= North Carolina Music Educators Association =

The North Carolina Music Educators Association (NCMEA) is the state-level affiliate of National Association for Music Education (NAfME). The Association began as the North Carolina Contest Festival at the University of North Carolina at Greensboro and is, as of 2013, based in Raleigh, North Carolina. Every year, NCMEA hosts their annual conference in Winston-Salem.

==History==
The history of music education associations in North Carolina can be divided into four segments:
- The evolution of the Contest-Festival, which began under the leadership of Wade R. Brown at the University of North Carolina at Greensboro in 1920
- The North Carolina State Music Teachers Association, an organization of African-American music educators established at North Carolina Central University and Hillside High School by the late Samuel Hill in 1931
- The North Carolina Music Educators Conference, which was established in 1947 under the presidency of Ezra Weiss, a faculty member at Guilford College
- The present-day North Carolina Music Educators Association, which was formed in 1970 from the NCSMTA and the NCMEC

From 1931 to 1970, African-American music educators were members of the North Carolina State Music Teacher's Association whose activities centered around North Carolina Central University.

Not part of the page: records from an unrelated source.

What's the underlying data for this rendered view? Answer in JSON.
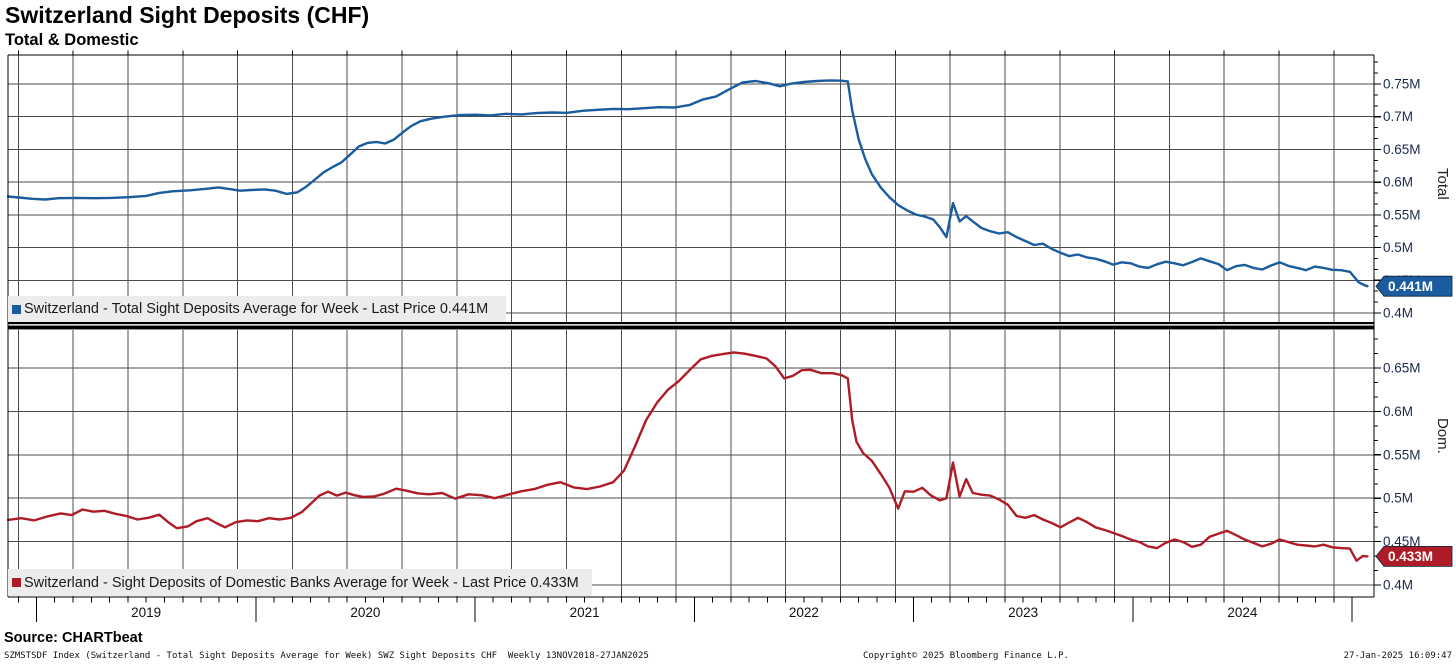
{
  "header": {
    "title": "Switzerland Sight Deposits (CHF)",
    "subtitle": "Total & Domestic"
  },
  "x_axis": {
    "t_start": 2018.87,
    "t_end": 2025.1,
    "years": [
      "2019",
      "2020",
      "2021",
      "2022",
      "2023",
      "2024"
    ]
  },
  "chart_data": [
    {
      "type": "line",
      "name": "Total",
      "axis_title": "Total",
      "legend": "Switzerland - Total Sight Deposits Average for Week - Last Price 0.441M",
      "last_price": 0.441,
      "last_price_label": "0.441M",
      "color": "#1a5c9e",
      "ylim": [
        0.3863,
        0.7943
      ],
      "y_ticks": [
        {
          "v": 0.4,
          "label": "0.4M"
        },
        {
          "v": 0.45,
          "label": "0.45M"
        },
        {
          "v": 0.5,
          "label": "0.5M"
        },
        {
          "v": 0.55,
          "label": "0.55M"
        },
        {
          "v": 0.6,
          "label": "0.6M"
        },
        {
          "v": 0.65,
          "label": "0.65M"
        },
        {
          "v": 0.7,
          "label": "0.7M"
        },
        {
          "v": 0.75,
          "label": "0.75M"
        }
      ],
      "points": [
        [
          2018.87,
          0.578
        ],
        [
          2018.92,
          0.5765
        ],
        [
          2018.98,
          0.5745
        ],
        [
          2019.04,
          0.5735
        ],
        [
          2019.1,
          0.5755
        ],
        [
          2019.18,
          0.576
        ],
        [
          2019.26,
          0.5755
        ],
        [
          2019.34,
          0.576
        ],
        [
          2019.42,
          0.577
        ],
        [
          2019.5,
          0.579
        ],
        [
          2019.56,
          0.5835
        ],
        [
          2019.62,
          0.586
        ],
        [
          2019.7,
          0.5875
        ],
        [
          2019.78,
          0.59
        ],
        [
          2019.83,
          0.592
        ],
        [
          2019.88,
          0.5895
        ],
        [
          2019.93,
          0.587
        ],
        [
          2019.98,
          0.588
        ],
        [
          2020.04,
          0.589
        ],
        [
          2020.09,
          0.587
        ],
        [
          2020.14,
          0.582
        ],
        [
          2020.19,
          0.5845
        ],
        [
          2020.23,
          0.593
        ],
        [
          2020.27,
          0.604
        ],
        [
          2020.31,
          0.615
        ],
        [
          2020.35,
          0.623
        ],
        [
          2020.39,
          0.63
        ],
        [
          2020.43,
          0.642
        ],
        [
          2020.47,
          0.6545
        ],
        [
          2020.51,
          0.66
        ],
        [
          2020.55,
          0.6615
        ],
        [
          2020.59,
          0.659
        ],
        [
          2020.63,
          0.665
        ],
        [
          2020.67,
          0.676
        ],
        [
          2020.71,
          0.686
        ],
        [
          2020.75,
          0.693
        ],
        [
          2020.8,
          0.697
        ],
        [
          2020.86,
          0.7
        ],
        [
          2020.93,
          0.7025
        ],
        [
          2021.0,
          0.703
        ],
        [
          2021.07,
          0.702
        ],
        [
          2021.14,
          0.7045
        ],
        [
          2021.21,
          0.7035
        ],
        [
          2021.28,
          0.7055
        ],
        [
          2021.35,
          0.7065
        ],
        [
          2021.42,
          0.706
        ],
        [
          2021.49,
          0.709
        ],
        [
          2021.56,
          0.7105
        ],
        [
          2021.63,
          0.712
        ],
        [
          2021.7,
          0.7115
        ],
        [
          2021.77,
          0.713
        ],
        [
          2021.84,
          0.7145
        ],
        [
          2021.91,
          0.714
        ],
        [
          2021.98,
          0.718
        ],
        [
          2022.04,
          0.7265
        ],
        [
          2022.1,
          0.731
        ],
        [
          2022.16,
          0.742
        ],
        [
          2022.22,
          0.7525
        ],
        [
          2022.28,
          0.7545
        ],
        [
          2022.34,
          0.751
        ],
        [
          2022.39,
          0.7465
        ],
        [
          2022.44,
          0.7505
        ],
        [
          2022.5,
          0.753
        ],
        [
          2022.56,
          0.7545
        ],
        [
          2022.62,
          0.7555
        ],
        [
          2022.67,
          0.755
        ],
        [
          2022.7,
          0.754
        ],
        [
          2022.72,
          0.71
        ],
        [
          2022.75,
          0.665
        ],
        [
          2022.78,
          0.635
        ],
        [
          2022.81,
          0.612
        ],
        [
          2022.85,
          0.592
        ],
        [
          2022.89,
          0.577
        ],
        [
          2022.93,
          0.565
        ],
        [
          2022.97,
          0.557
        ],
        [
          2023.01,
          0.5505
        ],
        [
          2023.05,
          0.5475
        ],
        [
          2023.09,
          0.543
        ],
        [
          2023.12,
          0.531
        ],
        [
          2023.15,
          0.516
        ],
        [
          2023.18,
          0.568
        ],
        [
          2023.21,
          0.54
        ],
        [
          2023.24,
          0.548
        ],
        [
          2023.27,
          0.54
        ],
        [
          2023.31,
          0.53
        ],
        [
          2023.35,
          0.525
        ],
        [
          2023.39,
          0.5215
        ],
        [
          2023.43,
          0.5235
        ],
        [
          2023.47,
          0.516
        ],
        [
          2023.51,
          0.51
        ],
        [
          2023.55,
          0.504
        ],
        [
          2023.59,
          0.506
        ],
        [
          2023.63,
          0.498
        ],
        [
          2023.67,
          0.492
        ],
        [
          2023.71,
          0.487
        ],
        [
          2023.75,
          0.4895
        ],
        [
          2023.79,
          0.485
        ],
        [
          2023.83,
          0.483
        ],
        [
          2023.87,
          0.479
        ],
        [
          2023.91,
          0.474
        ],
        [
          2023.95,
          0.4775
        ],
        [
          2023.99,
          0.476
        ],
        [
          2024.03,
          0.471
        ],
        [
          2024.07,
          0.469
        ],
        [
          2024.11,
          0.4745
        ],
        [
          2024.15,
          0.4785
        ],
        [
          2024.19,
          0.476
        ],
        [
          2024.23,
          0.473
        ],
        [
          2024.27,
          0.478
        ],
        [
          2024.31,
          0.4835
        ],
        [
          2024.35,
          0.479
        ],
        [
          2024.39,
          0.475
        ],
        [
          2024.43,
          0.4655
        ],
        [
          2024.47,
          0.4715
        ],
        [
          2024.51,
          0.4735
        ],
        [
          2024.55,
          0.469
        ],
        [
          2024.59,
          0.4665
        ],
        [
          2024.63,
          0.4725
        ],
        [
          2024.67,
          0.4775
        ],
        [
          2024.71,
          0.472
        ],
        [
          2024.75,
          0.469
        ],
        [
          2024.79,
          0.4655
        ],
        [
          2024.83,
          0.471
        ],
        [
          2024.87,
          0.469
        ],
        [
          2024.91,
          0.466
        ],
        [
          2024.95,
          0.4655
        ],
        [
          2024.99,
          0.463
        ],
        [
          2025.03,
          0.447
        ],
        [
          2025.06,
          0.442
        ],
        [
          2025.07,
          0.441
        ]
      ]
    },
    {
      "type": "line",
      "name": "Domestic",
      "axis_title": "Dom.",
      "legend": "Switzerland - Sight Deposits of Domestic Banks Average for Week - Last Price 0.433M",
      "last_price": 0.433,
      "last_price_label": "0.433M",
      "color": "#ae1c27",
      "ylim": [
        0.3862,
        0.6938
      ],
      "y_ticks": [
        {
          "v": 0.4,
          "label": "0.4M"
        },
        {
          "v": 0.45,
          "label": "0.45M"
        },
        {
          "v": 0.5,
          "label": "0.5M"
        },
        {
          "v": 0.55,
          "label": "0.55M"
        },
        {
          "v": 0.6,
          "label": "0.6M"
        },
        {
          "v": 0.65,
          "label": "0.65M"
        }
      ],
      "points": [
        [
          2018.87,
          0.475
        ],
        [
          2018.93,
          0.477
        ],
        [
          2018.99,
          0.4745
        ],
        [
          2019.05,
          0.479
        ],
        [
          2019.11,
          0.4825
        ],
        [
          2019.16,
          0.4805
        ],
        [
          2019.21,
          0.487
        ],
        [
          2019.26,
          0.4845
        ],
        [
          2019.31,
          0.4855
        ],
        [
          2019.36,
          0.482
        ],
        [
          2019.41,
          0.4795
        ],
        [
          2019.46,
          0.4755
        ],
        [
          2019.51,
          0.4775
        ],
        [
          2019.56,
          0.481
        ],
        [
          2019.6,
          0.4725
        ],
        [
          2019.64,
          0.4655
        ],
        [
          2019.69,
          0.4675
        ],
        [
          2019.73,
          0.4735
        ],
        [
          2019.78,
          0.477
        ],
        [
          2019.82,
          0.4715
        ],
        [
          2019.86,
          0.4665
        ],
        [
          2019.91,
          0.4725
        ],
        [
          2019.96,
          0.4745
        ],
        [
          2020.01,
          0.4735
        ],
        [
          2020.06,
          0.477
        ],
        [
          2020.11,
          0.4755
        ],
        [
          2020.16,
          0.4775
        ],
        [
          2020.21,
          0.484
        ],
        [
          2020.25,
          0.4935
        ],
        [
          2020.29,
          0.503
        ],
        [
          2020.33,
          0.5075
        ],
        [
          2020.37,
          0.503
        ],
        [
          2020.41,
          0.5065
        ],
        [
          2020.45,
          0.5035
        ],
        [
          2020.49,
          0.5015
        ],
        [
          2020.54,
          0.502
        ],
        [
          2020.59,
          0.5055
        ],
        [
          2020.64,
          0.511
        ],
        [
          2020.69,
          0.5085
        ],
        [
          2020.74,
          0.5055
        ],
        [
          2020.79,
          0.5045
        ],
        [
          2020.85,
          0.506
        ],
        [
          2020.91,
          0.4995
        ],
        [
          2020.97,
          0.5045
        ],
        [
          2021.03,
          0.5035
        ],
        [
          2021.09,
          0.5
        ],
        [
          2021.15,
          0.504
        ],
        [
          2021.21,
          0.508
        ],
        [
          2021.27,
          0.5105
        ],
        [
          2021.33,
          0.5155
        ],
        [
          2021.39,
          0.5185
        ],
        [
          2021.45,
          0.5125
        ],
        [
          2021.51,
          0.5105
        ],
        [
          2021.57,
          0.5135
        ],
        [
          2021.63,
          0.5185
        ],
        [
          2021.68,
          0.532
        ],
        [
          2021.73,
          0.56
        ],
        [
          2021.78,
          0.59
        ],
        [
          2021.83,
          0.61
        ],
        [
          2021.88,
          0.625
        ],
        [
          2021.93,
          0.635
        ],
        [
          2021.98,
          0.648
        ],
        [
          2022.03,
          0.66
        ],
        [
          2022.08,
          0.664
        ],
        [
          2022.13,
          0.666
        ],
        [
          2022.18,
          0.668
        ],
        [
          2022.23,
          0.6665
        ],
        [
          2022.28,
          0.664
        ],
        [
          2022.33,
          0.661
        ],
        [
          2022.37,
          0.652
        ],
        [
          2022.41,
          0.638
        ],
        [
          2022.45,
          0.641
        ],
        [
          2022.49,
          0.6475
        ],
        [
          2022.53,
          0.648
        ],
        [
          2022.58,
          0.644
        ],
        [
          2022.63,
          0.644
        ],
        [
          2022.67,
          0.642
        ],
        [
          2022.7,
          0.638
        ],
        [
          2022.72,
          0.59
        ],
        [
          2022.74,
          0.565
        ],
        [
          2022.77,
          0.552
        ],
        [
          2022.81,
          0.543
        ],
        [
          2022.85,
          0.528
        ],
        [
          2022.89,
          0.512
        ],
        [
          2022.93,
          0.488
        ],
        [
          2022.96,
          0.508
        ],
        [
          2023.0,
          0.5075
        ],
        [
          2023.04,
          0.512
        ],
        [
          2023.08,
          0.503
        ],
        [
          2023.12,
          0.4975
        ],
        [
          2023.15,
          0.5
        ],
        [
          2023.18,
          0.541
        ],
        [
          2023.21,
          0.502
        ],
        [
          2023.24,
          0.522
        ],
        [
          2023.27,
          0.506
        ],
        [
          2023.31,
          0.504
        ],
        [
          2023.35,
          0.503
        ],
        [
          2023.39,
          0.4985
        ],
        [
          2023.43,
          0.4925
        ],
        [
          2023.47,
          0.4795
        ],
        [
          2023.51,
          0.4775
        ],
        [
          2023.55,
          0.4805
        ],
        [
          2023.59,
          0.4755
        ],
        [
          2023.63,
          0.4715
        ],
        [
          2023.67,
          0.4665
        ],
        [
          2023.71,
          0.472
        ],
        [
          2023.75,
          0.4775
        ],
        [
          2023.79,
          0.4725
        ],
        [
          2023.83,
          0.4665
        ],
        [
          2023.87,
          0.4635
        ],
        [
          2023.91,
          0.46
        ],
        [
          2023.95,
          0.4565
        ],
        [
          2023.99,
          0.4525
        ],
        [
          2024.03,
          0.4495
        ],
        [
          2024.07,
          0.4445
        ],
        [
          2024.11,
          0.4425
        ],
        [
          2024.15,
          0.4485
        ],
        [
          2024.19,
          0.4525
        ],
        [
          2024.23,
          0.4495
        ],
        [
          2024.27,
          0.444
        ],
        [
          2024.31,
          0.4465
        ],
        [
          2024.35,
          0.4555
        ],
        [
          2024.39,
          0.459
        ],
        [
          2024.43,
          0.4625
        ],
        [
          2024.47,
          0.4575
        ],
        [
          2024.51,
          0.4525
        ],
        [
          2024.55,
          0.4485
        ],
        [
          2024.59,
          0.4445
        ],
        [
          2024.63,
          0.4475
        ],
        [
          2024.67,
          0.4525
        ],
        [
          2024.71,
          0.4495
        ],
        [
          2024.75,
          0.4465
        ],
        [
          2024.79,
          0.4455
        ],
        [
          2024.83,
          0.4445
        ],
        [
          2024.87,
          0.4465
        ],
        [
          2024.91,
          0.4435
        ],
        [
          2024.95,
          0.4425
        ],
        [
          2024.99,
          0.442
        ],
        [
          2025.02,
          0.428
        ],
        [
          2025.05,
          0.4335
        ],
        [
          2025.07,
          0.433
        ]
      ]
    }
  ],
  "style": {
    "grid_color": "#4c4c4c",
    "spine_color": "#000000",
    "tick_label_color": "#1b2a4a",
    "legend_bg": "#ececec"
  },
  "footer": {
    "source": "Source: CHARTbeat",
    "index_line": "SZMSTSDF Index (Switzerland - Total Sight Deposits Average for Week) SWZ Sight Deposits CHF  Weekly 13NOV2018-27JAN2025",
    "copyright": "Copyright© 2025 Bloomberg Finance L.P.",
    "datetime": "27-Jan-2025 16:09:47"
  }
}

During the tenure of Association president Hortense Reid Kerr, the organization merged with the historically white North Carolina Music Educators Conference. James R. Hall, who had served with the North Carolina Department of Public Instruction, was president of the NCMEC at the time of the 1970 merger. Following the second year of his term, 1970-1971, Hortense Reid Kerr, who had served as the last president of the NCSMTA, served as the first president of the newly-formed NCMEA, 1971-1973.

==Publication==
The official publication of the organization is the North Carolina Music Educator, which has been published since 1952.